И вновь на один только миг из зимы, из минувшей чадно-огненной ночи, вспыхнуло.
Он повис в вышине над прозрачной туманно-солнечной бездной. Ему в лоб, плечи, грудь врезаны блестящие чаши винтов. Земля в разноцветной пыльце, в разводах травы открывает удивленные, слезные очи, расчесывает на реках и старицах солнечные гривы, пускает ввысь утиные стаи, хлюпает рыбой, дышит. И он, в силе своей и молодости, реет над чудным, не имеющим очертания лицом.
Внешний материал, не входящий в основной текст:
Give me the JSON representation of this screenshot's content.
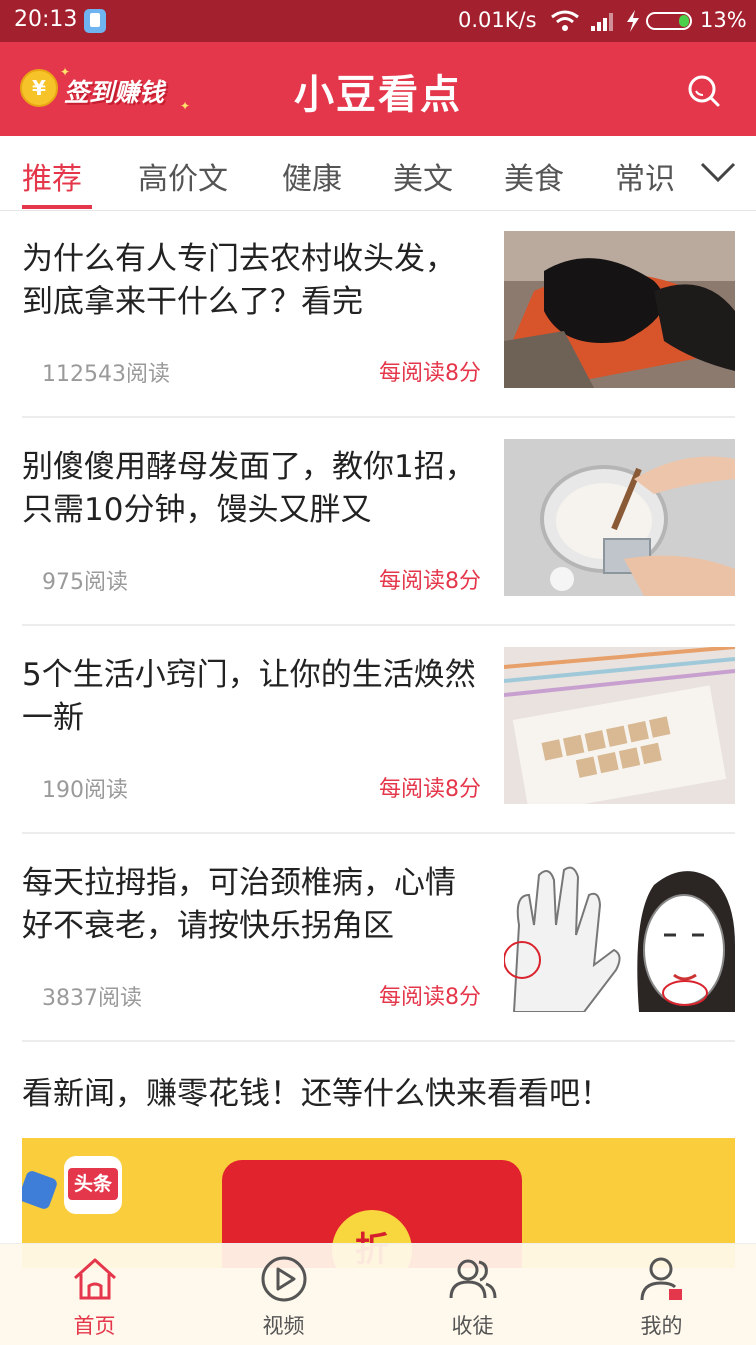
{
  "status_bar": {
    "time": "20:13",
    "speed": "0.01K/s",
    "battery": "13%"
  },
  "header": {
    "signin_label": "签到赚钱",
    "coin_symbol": "¥",
    "logo": "小豆看点",
    "accent_color": "#e5374b"
  },
  "tabs": {
    "items": [
      {
        "label": "推荐",
        "active": true
      },
      {
        "label": "高价文",
        "active": false
      },
      {
        "label": "健康",
        "active": false
      },
      {
        "label": "美文",
        "active": false
      },
      {
        "label": "美食",
        "active": false
      },
      {
        "label": "常识",
        "active": false
      }
    ]
  },
  "feed": {
    "items": [
      {
        "title": "为什么有人专门去农村收头发，到底拿来干什么了？看完",
        "reads": "112543阅读",
        "reward": "每阅读8分"
      },
      {
        "title": "别傻傻用酵母发面了，教你1招，只需10分钟，馒头又胖又",
        "reads": "975阅读",
        "reward": "每阅读8分"
      },
      {
        "title": "5个生活小窍门，让你的生活焕然一新",
        "reads": "190阅读",
        "reward": "每阅读8分"
      },
      {
        "title": "每天拉拇指，可治颈椎病，心情好不衰老，请按快乐拐角区",
        "reads": "3837阅读",
        "reward": "每阅读8分"
      }
    ],
    "ad": {
      "title": "看新闻，赚零花钱！还等什么快来看看吧！",
      "app_label": "头条",
      "seal_char": "折"
    }
  },
  "bottom_nav": {
    "items": [
      {
        "label": "首页",
        "icon": "home-icon",
        "active": true
      },
      {
        "label": "视频",
        "icon": "video-icon",
        "active": false
      },
      {
        "label": "收徒",
        "icon": "apprentice-icon",
        "active": false
      },
      {
        "label": "我的",
        "icon": "profile-icon",
        "active": false
      }
    ]
  }
}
«Ну разве теперь рассказывать про первый полет над Сибирью? И кто бы тогда угадал? Какая там цель и судьба? Был просто полет над Сибирью… И второй через много лет…»
С газовиками и химиками кружил в самолете, исследуя район планировки. Ему казалось: внизу все то же лицо. Но к нему прикоснулся хирург, меняя черты. Длинные прямые надрезы газоводов, дорог и трасс. Стальные блестящие скрепы насосных станций. Острые иглы опор. Медная дратва, продернутая в шрамах и швах. Аэродромы как пластыри, мерцание металла. И в сумерках — сочные, в брызгах тампоны — красное пламя факелов.
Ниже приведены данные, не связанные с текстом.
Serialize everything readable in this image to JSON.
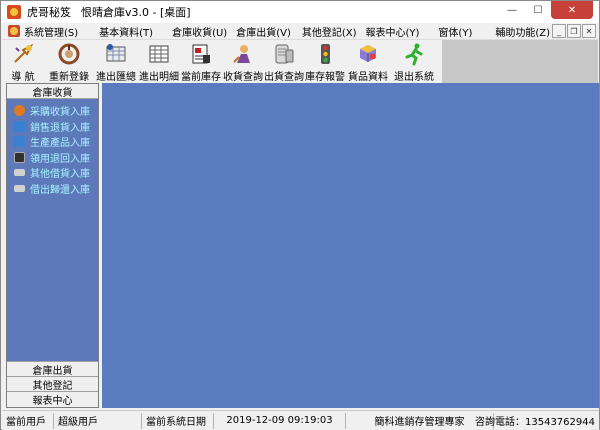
{
  "window": {
    "title_app": "虎哥秘笈",
    "title_main": "恨晴倉庫v3.0 - [桌面]",
    "controls": {
      "minimize": "—",
      "maximize": "☐",
      "close": "✕"
    }
  },
  "menubar": {
    "items": [
      {
        "label": "系統管理(S)"
      },
      {
        "label": "基本資料(T)"
      },
      {
        "label": "倉庫收貨(U)"
      },
      {
        "label": "倉庫出貨(V)"
      },
      {
        "label": "其他登記(X)"
      },
      {
        "label": "報表中心(Y)"
      },
      {
        "label": "窗体(Y)"
      },
      {
        "label": "輔助功能(Z)"
      }
    ],
    "mdi_controls": {
      "minimize": "_",
      "restore": "❐",
      "close": "✕"
    }
  },
  "toolbar": {
    "buttons": [
      {
        "label": "導 航",
        "icon": "navigate-icon",
        "color": "#e0a030"
      },
      {
        "label": "重新登錄",
        "icon": "relogin-icon",
        "color": "#a05030"
      },
      {
        "label": "進出匯總",
        "icon": "summary-icon",
        "color": "#3060a0"
      },
      {
        "label": "進出明細",
        "icon": "detail-icon",
        "color": "#505050"
      },
      {
        "label": "當前庫存",
        "icon": "inventory-icon",
        "color": "#c02020"
      },
      {
        "label": "收貨查詢",
        "icon": "receipt-query-icon",
        "color": "#d08020"
      },
      {
        "label": "出貨查詢",
        "icon": "shipment-query-icon",
        "color": "#707070"
      },
      {
        "label": "庫存報警",
        "icon": "traffic-light-icon",
        "color": "#30a040"
      },
      {
        "label": "貨品資料",
        "icon": "product-icon",
        "color": "#6060c0"
      },
      {
        "label": "退出系統",
        "icon": "exit-icon",
        "color": "#30b030"
      }
    ]
  },
  "leftpanel": {
    "header": "倉庫收貨",
    "items": [
      {
        "label": "采購收貨入庫",
        "icon": "purchase-icon",
        "color": "#e07a20"
      },
      {
        "label": "銷售退貨入庫",
        "icon": "sales-return-icon",
        "color": "#3a80d0"
      },
      {
        "label": "生產產品入庫",
        "icon": "production-icon",
        "color": "#3a80d0"
      },
      {
        "label": "領用退回入庫",
        "icon": "requisition-icon",
        "color": "#303030"
      },
      {
        "label": "其他借貨入庫",
        "icon": "borrow-icon",
        "color": "#d0d0d0"
      },
      {
        "label": "借出歸還入庫",
        "icon": "return-icon",
        "color": "#d0d0d0"
      }
    ],
    "footer": [
      "倉庫出貨",
      "其他登記",
      "報表中心"
    ]
  },
  "statusbar": {
    "user_label": "當前用戶",
    "user_value": "超級用戶",
    "date_label": "當前系統日期",
    "date_value": "2019-12-09 09:19:03",
    "product_name": "簡科進銷存管理專家",
    "phone": "咨詢電話：13543762944"
  },
  "colors": {
    "main_bg": "#5a7bbd",
    "panel_bg": "#5d79ba",
    "panel_text": "#a6f3ff"
  }
}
Он летел над огромным операционным столом. Казался себе хирургом. Опускал из неба отточенный скальпель. С его лба и висков срывались невесомые вихри, неслись к земле, ложились оттиском. И земля, страдая и мучаясь, принимала на себя его лик.
«Только с неба его и увидишь, а внизу — кромсанье и месиво. Бойня, бессмыслица. Абсурд. Сгорание дней. Но когда-нибудь, к старости, после всех потерь и кромешности, напоследок взлететь к небесам и в утреннем солнце среди всех лесов и озер, откованное из лучей и конструкций, стальное и ясное, обращенное к небу, увидеть свое лицо — построенный комбинат… Вот где закон отражения. Закон переселения душ. Чудо о комбинате… Но разве об этом поведать?..»
— Вы сказали о стратегии стройки. Об остроте момента… — газетчик бегал ручкой в белом блокноте, сеял мелкие семена, — в чем острота момента? Стратегический смысл управления?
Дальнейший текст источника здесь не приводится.